Wird KI auf solche Weise genutzt, lässt sie sich noch immer als Werkzeug verstehen, wenn auch als ein sehr weit entwickeltes und eigenwilliges (denn es bedarf mitunter hunderter Versuche, Durchgänge und Prompt-Verfeinerungen, bis ein gewünschtes Ergebnis entsteht. Auf die dargestellten Details hat der Anwender keinerlei Einfluss).
Lachender Jesus
Was aber geschieht, wenn man der KI sozusagen die Zügel loslässt? Gebe ich als Prompt nur ein einziges Wort vor, kann sie das tun, was man bei Menschen „freies Assoziieren“ nennen würde, mit völlig unabsehbaren Ergebnissen; bei KI nennt man das „Halluzinieren“. Doch die Herstellung eines Bildes ist nur die eine Seite – die andere ist seine Betrachtung und Interpretation. Während die meisten Kunstwissenschaftler der Meinung sind, KI könne keine Kunstwerke erschaffen, weil sie kein Subjekt mit Intentionen sei, frage ich mich, ob das ästhetische Erlebnis einer Bildbetrachtung und -interpretation wirklich davon abhängen kann und sollte, dass Betrachter ein Vorwissen über den Entstehungsprozess eines Bildes mitbringen?

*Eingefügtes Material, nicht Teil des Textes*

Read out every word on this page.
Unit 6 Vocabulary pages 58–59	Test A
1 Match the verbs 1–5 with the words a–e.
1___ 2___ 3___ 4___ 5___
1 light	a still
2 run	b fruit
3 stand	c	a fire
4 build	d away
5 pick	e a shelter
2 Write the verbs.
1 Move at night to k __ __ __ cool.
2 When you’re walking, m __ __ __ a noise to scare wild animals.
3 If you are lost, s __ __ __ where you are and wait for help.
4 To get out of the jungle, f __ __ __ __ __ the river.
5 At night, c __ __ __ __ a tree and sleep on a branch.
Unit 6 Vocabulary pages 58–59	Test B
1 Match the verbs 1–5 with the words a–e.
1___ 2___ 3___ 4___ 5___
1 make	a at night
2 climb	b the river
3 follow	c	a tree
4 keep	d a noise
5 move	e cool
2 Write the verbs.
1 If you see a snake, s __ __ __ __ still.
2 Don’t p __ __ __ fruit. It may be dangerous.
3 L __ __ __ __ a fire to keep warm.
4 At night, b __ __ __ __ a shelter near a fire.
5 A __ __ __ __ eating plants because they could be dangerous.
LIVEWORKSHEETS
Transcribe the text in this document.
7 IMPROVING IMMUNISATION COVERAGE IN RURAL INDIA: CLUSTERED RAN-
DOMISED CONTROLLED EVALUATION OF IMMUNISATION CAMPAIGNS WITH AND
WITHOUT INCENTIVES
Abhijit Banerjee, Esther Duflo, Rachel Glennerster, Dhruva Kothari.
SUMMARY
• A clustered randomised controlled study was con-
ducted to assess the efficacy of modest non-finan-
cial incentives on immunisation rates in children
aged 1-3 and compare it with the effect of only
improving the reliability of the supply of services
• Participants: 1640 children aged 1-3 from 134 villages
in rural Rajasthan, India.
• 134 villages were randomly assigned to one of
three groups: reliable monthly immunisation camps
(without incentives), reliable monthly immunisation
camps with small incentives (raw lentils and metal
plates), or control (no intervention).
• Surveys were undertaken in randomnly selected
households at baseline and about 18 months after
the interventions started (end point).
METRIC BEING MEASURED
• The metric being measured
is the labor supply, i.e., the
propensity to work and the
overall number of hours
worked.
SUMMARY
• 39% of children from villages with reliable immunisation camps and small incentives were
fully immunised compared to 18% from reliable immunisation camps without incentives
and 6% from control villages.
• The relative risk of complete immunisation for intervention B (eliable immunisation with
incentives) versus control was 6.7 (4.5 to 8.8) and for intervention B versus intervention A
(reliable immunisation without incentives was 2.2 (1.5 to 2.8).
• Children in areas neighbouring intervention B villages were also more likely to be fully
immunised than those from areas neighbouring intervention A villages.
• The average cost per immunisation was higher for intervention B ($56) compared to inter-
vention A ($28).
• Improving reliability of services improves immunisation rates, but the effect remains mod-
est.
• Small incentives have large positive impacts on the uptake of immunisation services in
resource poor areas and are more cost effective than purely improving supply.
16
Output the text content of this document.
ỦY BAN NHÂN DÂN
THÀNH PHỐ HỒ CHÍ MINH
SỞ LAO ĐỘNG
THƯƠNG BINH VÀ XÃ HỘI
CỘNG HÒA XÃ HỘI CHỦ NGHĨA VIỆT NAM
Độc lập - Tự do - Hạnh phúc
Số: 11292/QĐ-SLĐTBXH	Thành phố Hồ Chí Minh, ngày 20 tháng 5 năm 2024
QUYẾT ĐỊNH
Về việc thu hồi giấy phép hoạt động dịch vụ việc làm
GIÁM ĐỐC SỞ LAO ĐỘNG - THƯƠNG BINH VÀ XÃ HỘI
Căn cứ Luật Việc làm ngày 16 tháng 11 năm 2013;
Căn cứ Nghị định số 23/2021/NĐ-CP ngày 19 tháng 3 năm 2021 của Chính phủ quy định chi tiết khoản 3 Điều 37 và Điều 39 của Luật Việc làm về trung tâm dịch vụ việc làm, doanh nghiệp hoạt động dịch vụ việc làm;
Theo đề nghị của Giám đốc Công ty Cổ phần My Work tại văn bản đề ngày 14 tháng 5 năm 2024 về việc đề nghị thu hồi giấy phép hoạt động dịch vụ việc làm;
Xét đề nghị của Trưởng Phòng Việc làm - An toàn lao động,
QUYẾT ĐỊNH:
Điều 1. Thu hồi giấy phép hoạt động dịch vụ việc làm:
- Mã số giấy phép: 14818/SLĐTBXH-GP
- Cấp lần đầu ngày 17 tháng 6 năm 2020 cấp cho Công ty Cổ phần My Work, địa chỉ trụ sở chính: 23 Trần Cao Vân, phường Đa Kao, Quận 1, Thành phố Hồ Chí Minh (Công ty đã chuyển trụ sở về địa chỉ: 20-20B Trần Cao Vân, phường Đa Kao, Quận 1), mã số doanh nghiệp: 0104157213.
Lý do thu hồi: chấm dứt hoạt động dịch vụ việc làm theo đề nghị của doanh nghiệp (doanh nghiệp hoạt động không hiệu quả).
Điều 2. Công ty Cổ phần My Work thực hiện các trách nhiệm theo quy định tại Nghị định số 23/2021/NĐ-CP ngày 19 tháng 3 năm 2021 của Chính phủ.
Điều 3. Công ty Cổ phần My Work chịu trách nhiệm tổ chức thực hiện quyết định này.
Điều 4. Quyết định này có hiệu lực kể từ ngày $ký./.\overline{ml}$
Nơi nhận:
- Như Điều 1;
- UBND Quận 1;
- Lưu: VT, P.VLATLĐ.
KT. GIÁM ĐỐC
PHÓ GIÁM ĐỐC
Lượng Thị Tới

Das „Foto“ der Büste eines lachenden Jesus entstand mit der KI Midjourney nach der Vorgabe des knappen Prompts „acheiropoieton, christ, face“. Gehen wir einmal davon aus, wir wüssten nichts über seine Entstehungsgeschichte, würden wir gewiss versuchen, die ungewöhnliche Darstellung zu deuten. Ein lachender Jesus wäre in der Kunstgeschichte nahezu einzigartig, und an Ikonographie und Vorläufern würden wir uns ja orientieren.
Eine stilistische Zuordnung verwiese auf den Barock. Die weit geöffneten Augen und vor allem der zweigeteilte Kinnbart ließen sich auf Ikonen der Ostkirche zurückführen. War die Büste ursprünglich Teil einer Ganzkörperskulptur? Was hätte diese dargestellt? Kaum eine Kreuzigung, eher einen triumphierenden Christus. Dieses Lachen Jesu war ja zentraler Gegenstand von Umberto Ecos Roman „Der Name der Rose“ mit heftigen Disputen zwischen William von Baskerville und Jorge von Burgos.
Ohne Intention
Besonders auffällig ist der Riss, der die Büste in zwei gleiche Hälften teilt. Eine altersbedingte Spaltung des Holzes? Oder Absicht des Bildhauers beziehungsweise seines Auftraggebers? Greift der Riss die spätantike Diskussion über die zwei Naturen Christi auf, eine göttliche und eine menschliche; homoousios versus homoiousios, die Wesensähnlichkeit/Wesensgleichheit des Sohns mit dem Vater? Wollte der Künstler andeuten, dass Jesus über diese spitzfindigen Dispute lacht? Ist es Zufall, dass der Schatten des Kinnbarts dem Profil eines Menschen gleicht? Steht der Spalt für den zerrissenen Vorhang im Tempel? Oder ist er nur das Ergebnis eines späteren Zerstörungsversuchs durch jemanden, der einen lachenden Jesus unerträglich fand, ähnlich den Beschädigungen von Jesus-Köpfen beim Amsterdamer Bildersturm 1566?
All das würde man als legitime Interpretationsversuche an die Büste herantragen, wüsste man nicht um ihren intentionslosen Ursprung. Offenbar lässt sich also auch etwas interpretieren, dem keine Absicht zugrunde liegt. (Die einfachste Lösung: Es ist gar nicht Jesus.)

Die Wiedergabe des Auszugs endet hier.